Here, the innermost subquery first obtains the earliest reporting week record for each delivery week and ref combination. The qty associated with this minimum record is then subtracted from the qty associated with the other (non-minimum) records for the given delivery week and ref combination.

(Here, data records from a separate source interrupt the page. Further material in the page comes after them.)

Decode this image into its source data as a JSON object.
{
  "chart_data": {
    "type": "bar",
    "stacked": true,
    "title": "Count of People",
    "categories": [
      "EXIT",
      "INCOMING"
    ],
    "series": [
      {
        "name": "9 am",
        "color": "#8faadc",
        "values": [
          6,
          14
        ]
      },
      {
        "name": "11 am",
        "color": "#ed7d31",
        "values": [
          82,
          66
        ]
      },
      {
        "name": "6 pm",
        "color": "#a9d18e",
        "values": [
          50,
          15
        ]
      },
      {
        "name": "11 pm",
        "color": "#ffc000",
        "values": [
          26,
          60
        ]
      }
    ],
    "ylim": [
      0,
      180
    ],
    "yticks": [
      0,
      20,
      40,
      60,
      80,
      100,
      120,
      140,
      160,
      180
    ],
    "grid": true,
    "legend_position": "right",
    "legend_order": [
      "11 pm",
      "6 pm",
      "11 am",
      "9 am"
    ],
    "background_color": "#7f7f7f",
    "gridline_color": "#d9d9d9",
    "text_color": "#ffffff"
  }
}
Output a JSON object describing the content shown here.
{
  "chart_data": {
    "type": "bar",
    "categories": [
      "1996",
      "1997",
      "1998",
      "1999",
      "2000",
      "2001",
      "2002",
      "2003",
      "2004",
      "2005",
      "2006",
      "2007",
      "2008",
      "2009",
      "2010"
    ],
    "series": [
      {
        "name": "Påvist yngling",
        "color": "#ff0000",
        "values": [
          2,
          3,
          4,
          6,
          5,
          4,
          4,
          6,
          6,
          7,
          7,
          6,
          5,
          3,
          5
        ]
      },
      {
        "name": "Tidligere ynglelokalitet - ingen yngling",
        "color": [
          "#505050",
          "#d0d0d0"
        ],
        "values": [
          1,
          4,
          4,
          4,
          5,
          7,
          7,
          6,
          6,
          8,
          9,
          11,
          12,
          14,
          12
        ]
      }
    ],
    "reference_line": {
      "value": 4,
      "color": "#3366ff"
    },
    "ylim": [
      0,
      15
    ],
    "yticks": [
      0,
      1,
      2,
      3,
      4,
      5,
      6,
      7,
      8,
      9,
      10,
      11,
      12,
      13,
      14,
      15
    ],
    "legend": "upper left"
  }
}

或者,根据您的后续注释反转计算,您可以尝试以下操作:
Alternatively, reversing the calculation based on your subsequent comments, you could try the following:
select
t0.ref,
t0.[delivery week],
t0.qty - nz(t2.qty, 0) as qtydiff
from
(
tableofdelivery t0 inner join
(
select t.ref, t.[delivery week] as dw, max(t.[reporting week]) as rw
from tableofdelivery t
group by t.ref, t.[delivery week]
) t1 on
t0.ref = t1.ref and
t0.[delivery week] = t1.dw and
t0.[reporting week] = t1.rw
)
left join tableofdelivery t2 on
t1.ref = t2.ref and
t1.dw = t2.[delivery week] and
t1.rw > t2.[reporting week]
order by
t0.ref,
t0.[delivery week]
对于您提供的示例数据,
Which, for your supplied sample data:
+----------------+---------------+---------------+-----+
| reporting week | ref | delivery week | qty |
+----------------+---------------+---------------+-----+
| 2018-37 | DTR0000182433 | 2018-31 | 19 |
| 2018-41 | DTR0000182433 | 2018-31 | 20 |
| 2018-37 | DTR0000182433 | 2018-33 | 50 |
| 2018-41 | DTR0000182433 | 2018-33 | 13 |
| 2018-37 | DTR0000182433 | 2018-35 | 50 |
| 2018-37 | DTR0000182433 | 2018-39 | 100 |
| 2018-41 | DTR0000182433 | 2018-43 | 13 |
+----------------+---------------+---------------+-----+
产生以下结果:
+---------------+---------------+---------+
| ref | delivery week | qtydiff |
+---------------+---------------+---------+
| DTR0000182433 | 2018-31 | 1 |
| DTR0000182433 | 2018-33 | -37 |
| DTR0000182433 | 2018-35 | 50 |
| DTR0000182433 | 2018-39 | 100 |
| DTR0000182433 | 2018-43 | 13 |
+---------------+---------------+---------+
这篇关于摆脱重复记录和计算字段的文章就介绍到这了,希望我们推荐的答案对大家有所帮助,也希望大家多多支持IT屋!